NOTE: If your connector doesn't have an ERD, you must determine the table name in your source, and use that name for your BigQuery destination table.
In Partition and cluster settings section, select Partition by ingestion time.
Select Create table.
For more information, see BigQuery's Create an ingestion-time partitioned table documentation.
Create time-unit column-partitioned or integer-range partitioned tables
To convert a BigQuery non-partitioned table into a column-partitioned or an integer-range partitioned table, do the following:
Pause the connector
Go to your Fivetran dashboard and select the connector for which you want to convert your non-partitioned tables into partitioned tables.
Check the connector sync status in the top right corner of your dashboard: ENABLED or PAUSED.

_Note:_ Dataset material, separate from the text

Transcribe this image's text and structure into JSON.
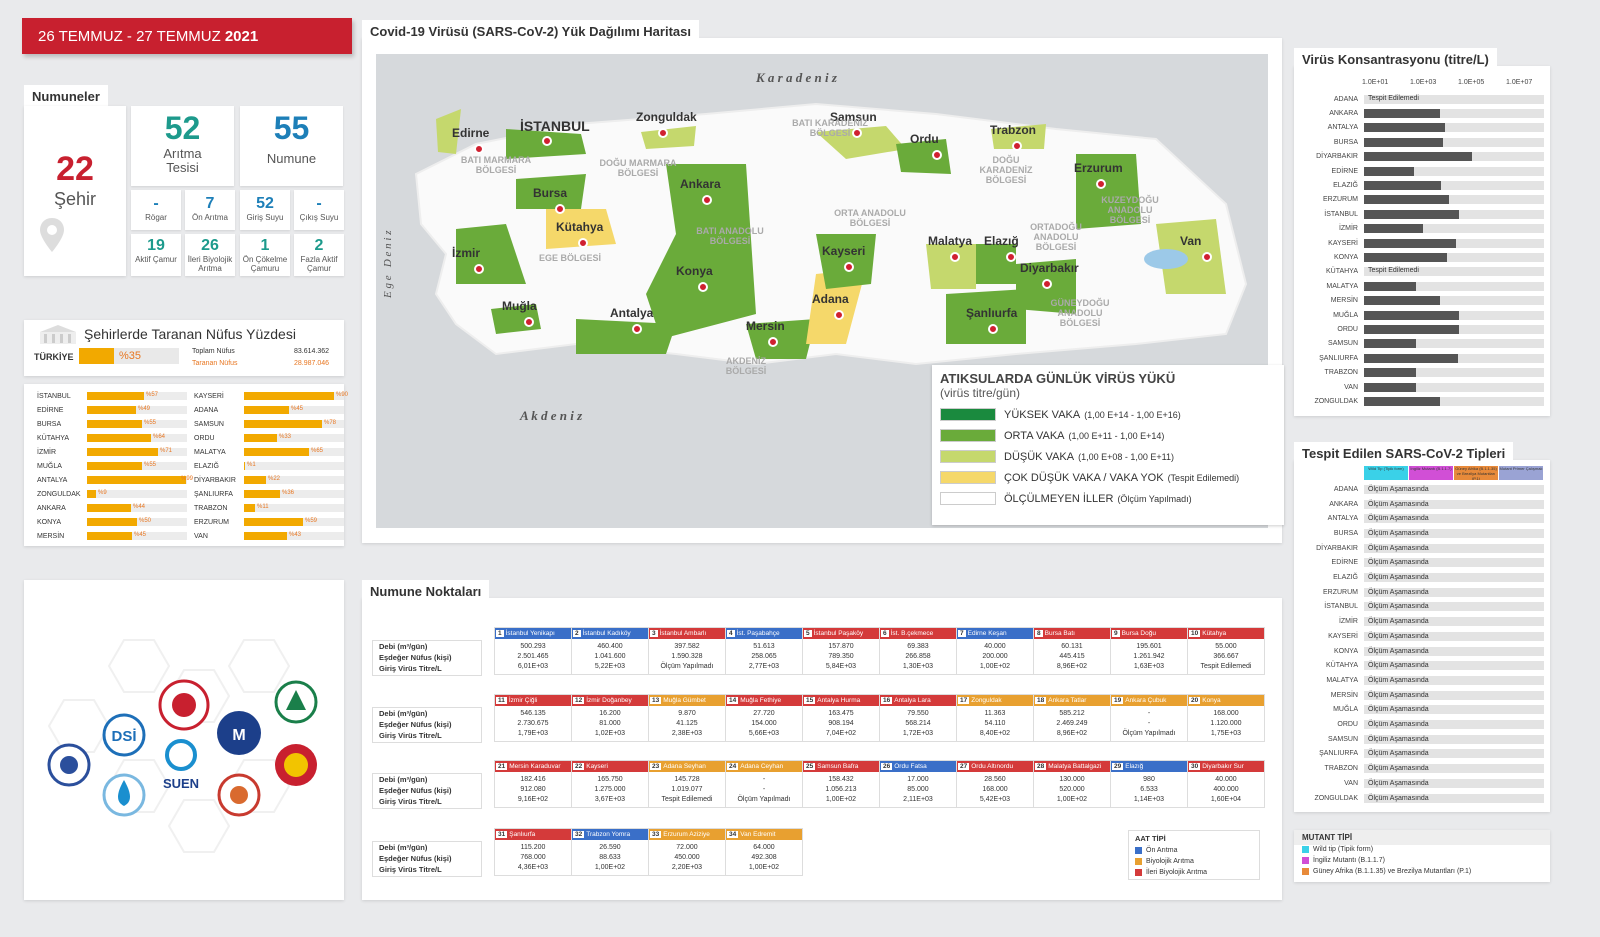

NOTE: If your connector is already paused, skip to Step 2.
Set the connector status toggle to PAUSED.
Convert to partitioned tables
To convert an existing table to a partitioned table, in the BigQuery console, execute one of the following SQL statements. The following statements will create a partitioned table, insert data from the original table, and then drop the original table:
- If you want to partition the table based on a TIMESTAMP column, use:
create table [schema-name].copy partition by date([timestamp-column]) as select * from [schema-name].[table-name]; drop table [schema-name].[table-name];
- If you want to partition the table based on a DATE column, use:
create table [schema-name].copy partition by [date-column] as select * from [schema-name].[table-name]; drop table [schema-name].[table-name];
- If you want to partition the table based on a DATETIME column, use:
create table [schema-name].copy partition by [datetime-column] as select * from [schema-name].[table-name]; drop table [schema-name].[table-name];
- If you want to partition the table based on an INTEGER column, use:
create table [schema-name].copy partition by range_bucket([integer-column],GENERATE_ARRAY([start],[end],[interval])) as select * from [schema-name].[table-name]; drop table [schema-name].[table-name];
Go to the BigQuery web UI in the GCP console.
In the navigation bar, select your project.
Select your dataset. In the dataset, find and select the copy table you created.
Rename the copy table to have the original table's name. In the details panel, click Copy Table.
In the Table name field, enter your original table's name and click Copy.
Drop the copy table. Execute the following SQL command in the BigQuery query editor:
drop table [schema-name].copy;
IMPORTANT: Repeat the above instructions for every table you want to convert.
For more information, see BigQuery's Create a time-unit column-partitioned table and create an integer-range partitioned table documentation.
Enable the connector
Go to your Fivetran dashboard and set the connector status toggle to ENABLED.